Start/finish: South Landing car park
Length type: Medium
Length miles (kilometres): 1 (2)
OS Explorer map: 301
Car Parking: South Landing
Toilets: Flamborough, North Landing.
The bird feeding area near the picnic/parking site is designed to cater for the area's resident winter birds and is regularly stocked with food.
Cross the bridge and follow the track between the woodland and meadow, a good place for watching butterflies as the 'edges' between different habitats are often the best for wildlife.
At the cliff top, there is a magnificent view over Bridlington Bay. How far can you see along the coast?

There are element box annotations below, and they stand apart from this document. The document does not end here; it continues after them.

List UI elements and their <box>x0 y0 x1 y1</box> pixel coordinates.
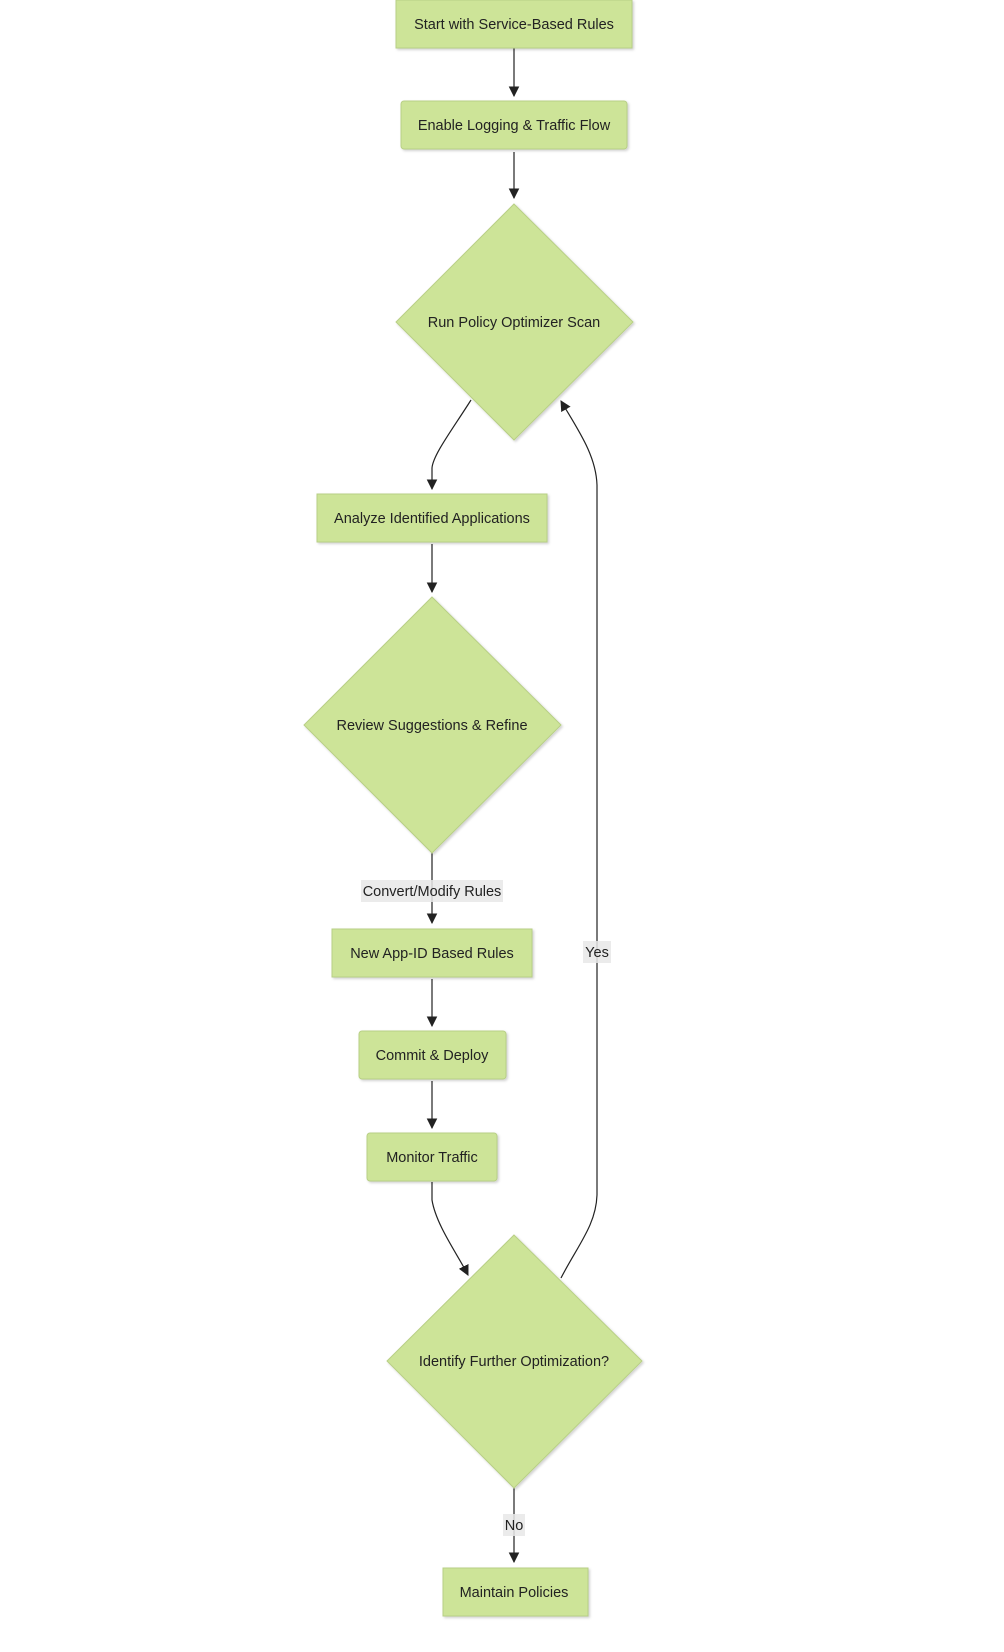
node-review-decision: Review Suggestions & Refine <box>303 596 562 854</box>
edge-label-convert-text: Convert/Modify Rules <box>363 884 502 900</box>
edge-monitor-to-identify <box>431 1182 469 1276</box>
edge-label-no: No <box>503 1514 525 1536</box>
node-monitor: Monitor Traffic <box>366 1132 498 1182</box>
node-monitor-label: Monitor Traffic <box>386 1150 478 1166</box>
edge-label-no-text: No <box>505 1518 524 1534</box>
node-analyze-label: Analyze Identified Applications <box>334 511 530 527</box>
node-scan-label: Run Policy Optimizer Scan <box>428 315 600 331</box>
node-new-rules-label: New App-ID Based Rules <box>350 946 514 962</box>
node-maintain: Maintain Policies <box>442 1567 589 1617</box>
node-commit: Commit & Deploy <box>358 1030 507 1080</box>
edge-scan-to-analyze <box>426 399 472 491</box>
node-maintain-label: Maintain Policies <box>460 1585 569 1601</box>
node-identify-decision: Identify Further Optimization? <box>386 1234 643 1489</box>
node-identify-label: Identify Further Optimization? <box>419 1354 609 1370</box>
node-analyze: Analyze Identified Applications <box>316 493 548 543</box>
node-start: Start with Service-Based Rules <box>395 0 633 49</box>
node-commit-label: Commit & Deploy <box>376 1048 490 1064</box>
node-start-label: Start with Service-Based Rules <box>414 17 614 33</box>
node-new-rules: New App-ID Based Rules <box>331 928 533 978</box>
edge-identify-to-scan-yes <box>560 400 598 1279</box>
node-scan-decision: Run Policy Optimizer Scan <box>395 203 634 441</box>
edge-label-yes: Yes <box>583 941 611 963</box>
node-logging-label: Enable Logging & Traffic Flow <box>418 118 611 134</box>
node-logging: Enable Logging & Traffic Flow <box>400 100 628 150</box>
edge-label-convert: Convert/Modify Rules <box>361 880 503 902</box>
edge-label-yes-text: Yes <box>585 945 609 961</box>
node-review-label: Review Suggestions & Refine <box>336 718 527 734</box>
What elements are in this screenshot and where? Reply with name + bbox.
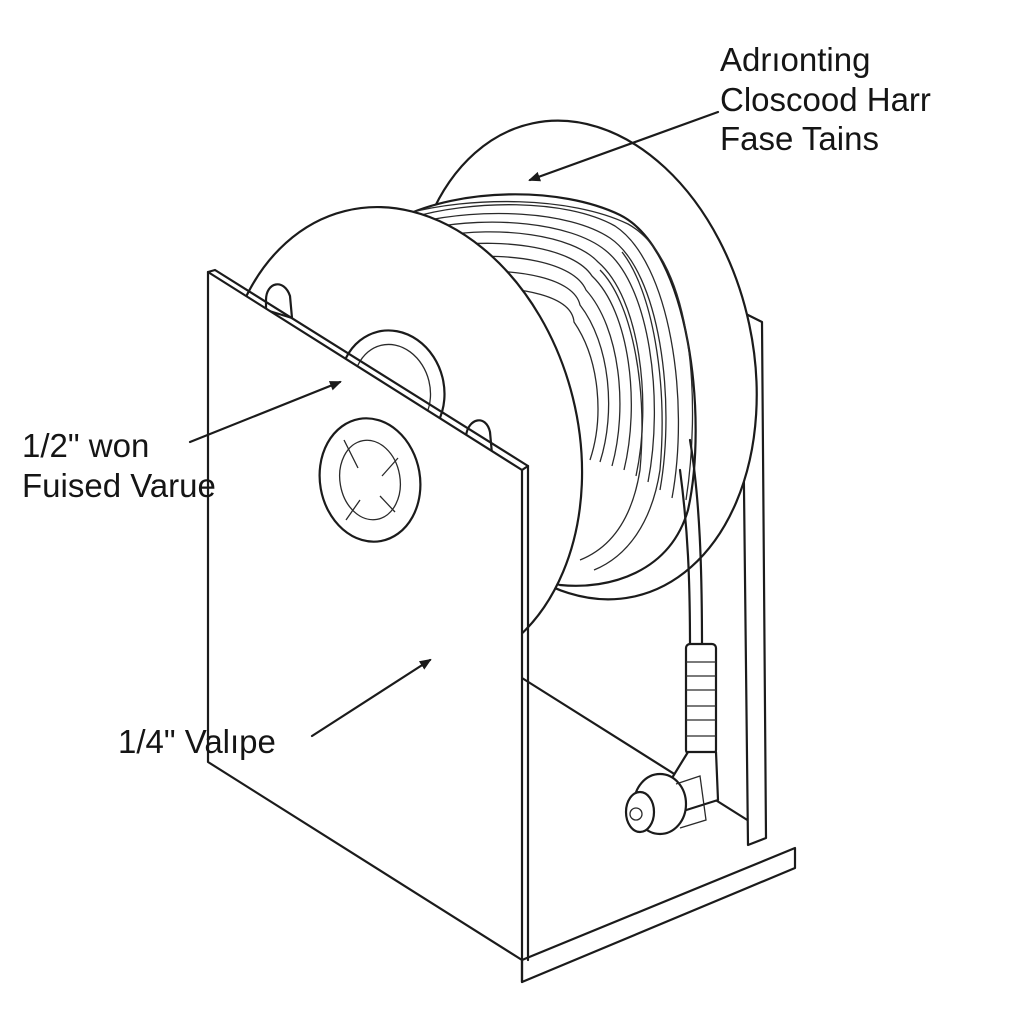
leader-arrows — [188, 110, 720, 738]
label-mid-line1: 1/2" won — [22, 427, 150, 464]
base-plate — [520, 676, 797, 984]
label-top-right: Adrıonting Closcood Harr Fase Tains — [720, 40, 931, 159]
label-top-line1: Adrıonting — [720, 41, 871, 78]
label-bot-line1: 1/4" Valıpe — [118, 723, 276, 760]
label-top-line3: Fase Tains — [720, 120, 879, 158]
label-top-line2: Closcood Harr — [720, 80, 931, 118]
front-side-plate — [206, 268, 530, 962]
label-mid-line2: Fuised Varue — [22, 466, 216, 504]
label-middle-left: 1/2" won Fuised Varue — [22, 426, 216, 505]
label-bottom-left: 1/4" Valıpe — [118, 722, 276, 762]
hose-outlet — [624, 438, 720, 836]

Many years ago from the early 14th to later 16th Century, you'd be looking down at the port of Flamborough, a port of some significance. There was a wooden pier mentioned in 1400 when Robert Constable left £40 for its maintenance but the last mention of it was in 1569. Its most famous visitor was in August 1561 when two ships anchored close to the pier. They flew two flags; one was blue with the Arms of France and the other silver white. On board was Mary Stuart sailing from France to claim the crown of Scotland.
In later years many coal carrying ships unloaded at South Landing to avoid paying the port tax at Bridlington.
Flamborough fishermen had boats at North and South landing and depending on the tides and winds, would sail from the more sheltered one. Both landings had a lifeboat, and the first one to South Landing came in 1871. The various boats saved over 108 lives before it closed in 1938. The original building still exists but at low tide, can you imagine how difficult it must have been to launch it? Thankfully launching the new boat is a little easier. Seaplanes were also launched from here during the First World War and the concrete base can still be seen.
Like many places round the headland, South Landing has had an interesting and varied past. The return to the car park is along a winding track past what used to be the 'Timoneer Hotel'. It was once Cliff House Farm, built in 1865 by the Duke of Norfolk for a son who died before it was completed. What does Timoneer mean?
To the right of the entrance is a whale 's jawbone, one of a pair that once formed an arch to the garden and a reminder that large whales are still spotted off this coast. In fact in February 1992, a 70 foot Fin Whale was washed up on the beach at nearby Sewerby. All large whales are uncommon but it's quite common to see porpoises, a type of small whale, and seals around the headland.
It is interesting to note that under Anglo-Saxon law, any place where a whale was washed ashore entitled that place to be called a port. The port of Sewerby?